Original: SELECT col1 FROM tbl1 WHERE col2=123
Normalized: SELECT col1 FROM tbl1 WHERE col2=N

Remove session related objects like select_result from JOIN instance.

Store N/V pair to a cache using normalized query/clean JOIN instance.
[13 Feb 2009 5:25] Valerii Kravchuk
Thank you for the reasonable feature request. I hope it will be implemented some day, as an option.

Note also that you may use prepared statements to get a "local" cache for the session.
[9 Mar 2009 12:29] Sergey Petrunya
Request taken.

It's more complicated than it seems though as "normalization" destroys certain opportunities for the optimizer. If we get

SELECT * FROM tbl WHERE key1=const1 AND key2=const2 

then the optimizer will need the values of const1 and const2 to make an informed decision about whether it should pick  key1, key2, or neither of them.  Normalization will cause us to blindly pick only one of the query plans.

One easy way to tell which constants need normalization and which don't is to assume that prepared statement parameters are normalized and everything else isn't. This will also allow not to re-run the optimizer for prepared statement re-executions (and that's what other DBMS do and what a good number of people may expect).
[9 Mar 2009 12:32] Sergey Petrunya

[Check if the problem can be solved by means other than QEP cache] 
Do you have a sample of queries which cause the optimizer to be slow? (If yes could you please provide it)
Is it definitely known that the problem is in the optimizer being slow? What is the storage engine?
[10 Mar 2009 6:18] Mikiya Okuno
Hi Sergey,

Thank you for your comment.

I have an idea to handle such a situation which normalization will cause us
to blindly pick only one of the query plans.

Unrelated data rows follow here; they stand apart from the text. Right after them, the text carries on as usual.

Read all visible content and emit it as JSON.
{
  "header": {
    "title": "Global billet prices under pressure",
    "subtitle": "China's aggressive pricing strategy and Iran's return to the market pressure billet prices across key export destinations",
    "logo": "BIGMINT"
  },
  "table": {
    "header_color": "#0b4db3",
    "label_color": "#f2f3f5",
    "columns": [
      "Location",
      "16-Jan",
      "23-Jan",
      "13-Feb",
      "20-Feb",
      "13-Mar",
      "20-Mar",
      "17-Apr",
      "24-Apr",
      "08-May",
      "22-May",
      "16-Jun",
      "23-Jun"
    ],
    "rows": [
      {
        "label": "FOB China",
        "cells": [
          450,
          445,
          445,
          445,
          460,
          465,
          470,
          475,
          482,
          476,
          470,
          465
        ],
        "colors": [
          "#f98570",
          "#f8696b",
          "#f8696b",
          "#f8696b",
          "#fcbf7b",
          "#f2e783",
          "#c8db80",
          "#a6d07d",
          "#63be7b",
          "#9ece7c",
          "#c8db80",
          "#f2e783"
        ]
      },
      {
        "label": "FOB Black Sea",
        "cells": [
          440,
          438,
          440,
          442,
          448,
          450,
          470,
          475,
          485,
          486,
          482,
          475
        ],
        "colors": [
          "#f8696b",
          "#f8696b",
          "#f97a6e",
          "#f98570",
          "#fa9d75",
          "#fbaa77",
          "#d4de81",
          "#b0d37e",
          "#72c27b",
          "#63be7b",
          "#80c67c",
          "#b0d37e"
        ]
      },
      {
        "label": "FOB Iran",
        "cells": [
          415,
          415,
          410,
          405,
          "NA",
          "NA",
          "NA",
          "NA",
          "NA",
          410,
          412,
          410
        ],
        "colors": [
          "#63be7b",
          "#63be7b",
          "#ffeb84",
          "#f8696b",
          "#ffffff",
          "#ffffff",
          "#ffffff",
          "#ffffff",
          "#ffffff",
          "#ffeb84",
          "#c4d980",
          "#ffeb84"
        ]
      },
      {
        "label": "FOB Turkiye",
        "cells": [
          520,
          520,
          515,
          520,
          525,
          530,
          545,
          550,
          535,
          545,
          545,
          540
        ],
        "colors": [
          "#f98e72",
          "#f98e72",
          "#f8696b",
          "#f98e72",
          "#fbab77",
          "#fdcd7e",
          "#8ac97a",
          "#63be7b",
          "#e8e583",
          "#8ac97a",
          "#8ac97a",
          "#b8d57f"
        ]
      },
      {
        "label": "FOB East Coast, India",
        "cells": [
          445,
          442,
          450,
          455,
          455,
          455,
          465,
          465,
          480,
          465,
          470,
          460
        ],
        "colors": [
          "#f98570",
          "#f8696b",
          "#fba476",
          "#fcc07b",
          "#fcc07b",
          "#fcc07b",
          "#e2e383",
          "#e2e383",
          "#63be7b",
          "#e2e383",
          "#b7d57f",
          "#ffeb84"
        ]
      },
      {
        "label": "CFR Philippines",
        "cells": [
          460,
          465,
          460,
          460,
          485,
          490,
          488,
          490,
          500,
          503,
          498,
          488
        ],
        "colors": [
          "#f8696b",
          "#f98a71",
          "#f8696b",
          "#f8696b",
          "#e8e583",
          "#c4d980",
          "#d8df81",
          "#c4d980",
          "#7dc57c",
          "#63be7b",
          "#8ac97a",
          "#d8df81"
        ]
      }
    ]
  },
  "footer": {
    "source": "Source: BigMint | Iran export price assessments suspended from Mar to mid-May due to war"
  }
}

You know, mysqldumpslow CLI normalizes queries like below:

SELECT * FROM tbl WHERE key1=N AND key2=S

N stands for number literals, and S stands for string literals. If these literals are mapped to several categories, we can normalize queries without dropping category information like below:

SELECT * FROM tbl WHERE key1=N1 AND key2=S1

If many categories exist, digit after N or S may vary widely. How many patterns does the optimizer identify literals? Does it depend?

I agree with prepared statement scenario, as it is why I filed this feature request :)

I do not have any specific query which cause the optimizer be slow. In general, optimizer may be slow when many tables are joined, complex subqueries are used and so forth. On the other hand, normalization and cache mechanism may take certain time, so cache should be done only if the optimizer takes long. While it is difficult to determine a definite formula to determine if it is slow, but it is relatively easy to have a parameter to give a hint to the optimizer, like optimizer_search_depth.

The new parameter name could be optimizer_cache_depth or similar. And it controls if the optimizer makes use of QEP cache or not. There will be a relation like below:

0 < optimizer_cache_depth < optimizer_search_depth

If such that parameter, optimizer_cache_depth, exists, we can have larger optimizer_search_depth because queries which has search depth larger than optimizer_cache_depth will be cached.

Kind regards!
[10 Mar 2009 15:11] Eric Bergen
This seems like a solution looking for a problem. It's probably not worth spending time on until there is some empirical evidence of the optimizer being slow and showing that a cache can actually speed it up. 

I'm a bit worried that having a query plan cache will introduce unnecessary locking which may make single query executions faster but may also make mysql slower when trying to scale on multiple cores because of lock contention.